La concurrence pour attirer des utilisateurs réguliers devient déjà féroce. Outre Clubhouse, Twitter a également annoncé son intention de créer une offre similaire appelée Twitter Spaces. Inspirés par la popularité, brève mais significative, de Clubhouse en Chine, plusieurs imitateurs chinois sont sur le point de lancer des plateformes conformes aux normes de l’État. Parmi les autres acteurs qui se pressent au portillon, citons Sonar, School Night, Chalk et Discord.
Robert West estime qu’il est trop tôt pour dire quelles plateformes vont réussir et lesquelles vont échouer. «C’est hallucinant de penser que WhatsApp a été vendu à Facebook pour 19 milliards de dollars (17,8 milliards de francs) en 2014, alors que cette application n’avait rien de vraiment si spécial. Les fonctions de chat existent depuis les années 1980. Mais ils ont touché le point sensible avec les smartphones», déclare-t-il.
Modération contre censure
Un autre défi sera de modérer les discussions sans devenir un censeur autoritaire. Les discussions de groupe sur des sujets controversés peuvent s’enflammer avec des opinions tranchées, des insultes, des injures et des faits non vérifiés ou des fake news. C’est un problème qui a donné du fil à retordre à des sites comme Twitter et Facebook au cours des derniers mois.
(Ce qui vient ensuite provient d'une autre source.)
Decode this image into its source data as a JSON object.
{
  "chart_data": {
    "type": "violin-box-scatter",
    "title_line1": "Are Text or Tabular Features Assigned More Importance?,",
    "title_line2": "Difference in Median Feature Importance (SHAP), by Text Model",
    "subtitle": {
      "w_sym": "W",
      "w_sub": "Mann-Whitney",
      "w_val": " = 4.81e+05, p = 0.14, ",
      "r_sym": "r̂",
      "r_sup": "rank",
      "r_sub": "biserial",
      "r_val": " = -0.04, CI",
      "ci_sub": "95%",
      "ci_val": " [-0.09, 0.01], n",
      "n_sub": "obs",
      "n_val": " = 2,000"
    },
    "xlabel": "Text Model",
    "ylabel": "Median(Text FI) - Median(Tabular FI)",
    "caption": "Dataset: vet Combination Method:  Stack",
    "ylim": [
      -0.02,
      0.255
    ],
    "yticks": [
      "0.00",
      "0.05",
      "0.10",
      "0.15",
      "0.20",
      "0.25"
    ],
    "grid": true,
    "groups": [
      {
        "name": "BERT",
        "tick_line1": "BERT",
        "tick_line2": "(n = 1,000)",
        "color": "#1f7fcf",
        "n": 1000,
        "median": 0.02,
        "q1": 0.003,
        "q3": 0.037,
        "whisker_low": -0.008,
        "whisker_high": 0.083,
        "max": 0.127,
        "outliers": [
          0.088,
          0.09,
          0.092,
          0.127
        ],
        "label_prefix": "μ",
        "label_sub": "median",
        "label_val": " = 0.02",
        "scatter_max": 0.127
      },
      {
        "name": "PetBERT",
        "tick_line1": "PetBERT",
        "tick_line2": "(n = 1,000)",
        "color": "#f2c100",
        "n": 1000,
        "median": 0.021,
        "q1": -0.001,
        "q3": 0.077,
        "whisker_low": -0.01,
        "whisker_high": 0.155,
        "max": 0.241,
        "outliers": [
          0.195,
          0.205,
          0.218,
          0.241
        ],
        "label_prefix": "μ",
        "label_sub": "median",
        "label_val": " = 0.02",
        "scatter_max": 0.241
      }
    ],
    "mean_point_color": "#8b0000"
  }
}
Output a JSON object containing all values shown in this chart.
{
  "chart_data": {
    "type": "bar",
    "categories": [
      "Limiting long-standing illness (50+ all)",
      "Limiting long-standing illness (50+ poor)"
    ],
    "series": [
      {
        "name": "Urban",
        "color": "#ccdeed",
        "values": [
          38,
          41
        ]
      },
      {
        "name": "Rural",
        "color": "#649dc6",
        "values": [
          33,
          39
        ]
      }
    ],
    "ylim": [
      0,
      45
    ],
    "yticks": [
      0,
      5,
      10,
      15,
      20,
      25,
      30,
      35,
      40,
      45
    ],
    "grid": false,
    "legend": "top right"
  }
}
«La modération est un défi auquel est confrontée toute plateforme qui autorise le contenu généré par les utilisateurs. Il n’existe pas de solution simple», estime Matthias Strodtkoetter. Ce dernier compte en premier lieu sur les utilisateurs pour qu’ils s’autogèrent en signalant les comportements indésirables aux administrateurs des groupes. «À l’avenir, nous introduirons des solutions techniques pour détecter et traiter automatiquement les mauvais comportements. Mais même dans ce cas, il y aura toujours une fraction de cas marginaux qui mettront à l’épreuve la frontière ténue entre modération et censure», précise-t-il.
Angle a également besoin de gagner de l’argent pour survivre. La start-up étudie deux façons de monétiser le service. La première est similaire à Clubhouse: permettre aux groupes de vendre des tickets pour des discussions de groupe ou de vendre leurs services, Angle prenant une part du gâteau. L’autre possibilité se rapproche de l’application musicale Spotify, qui dispose d’un service premium distinct avec des fonctionnalités améliorées pour ceux qui sont prêts à payer pour.
Matthias Strodtkoetter ne se fait pas d’illusions: afin de battre la concurrence, Angle doit combiner l’atmosphère la plus attrayante pour chatter avec des fonctions techniques, pour permettre par exemple de recommander le meilleur choix de groupes de discussion. «Bien sûr, Angle doit surmonter les défis de croissance de toute plateforme Internet grand public, dit-il. Internet a prouvé, à maintes reprises, qu’au final, les meilleurs produits gagnent.»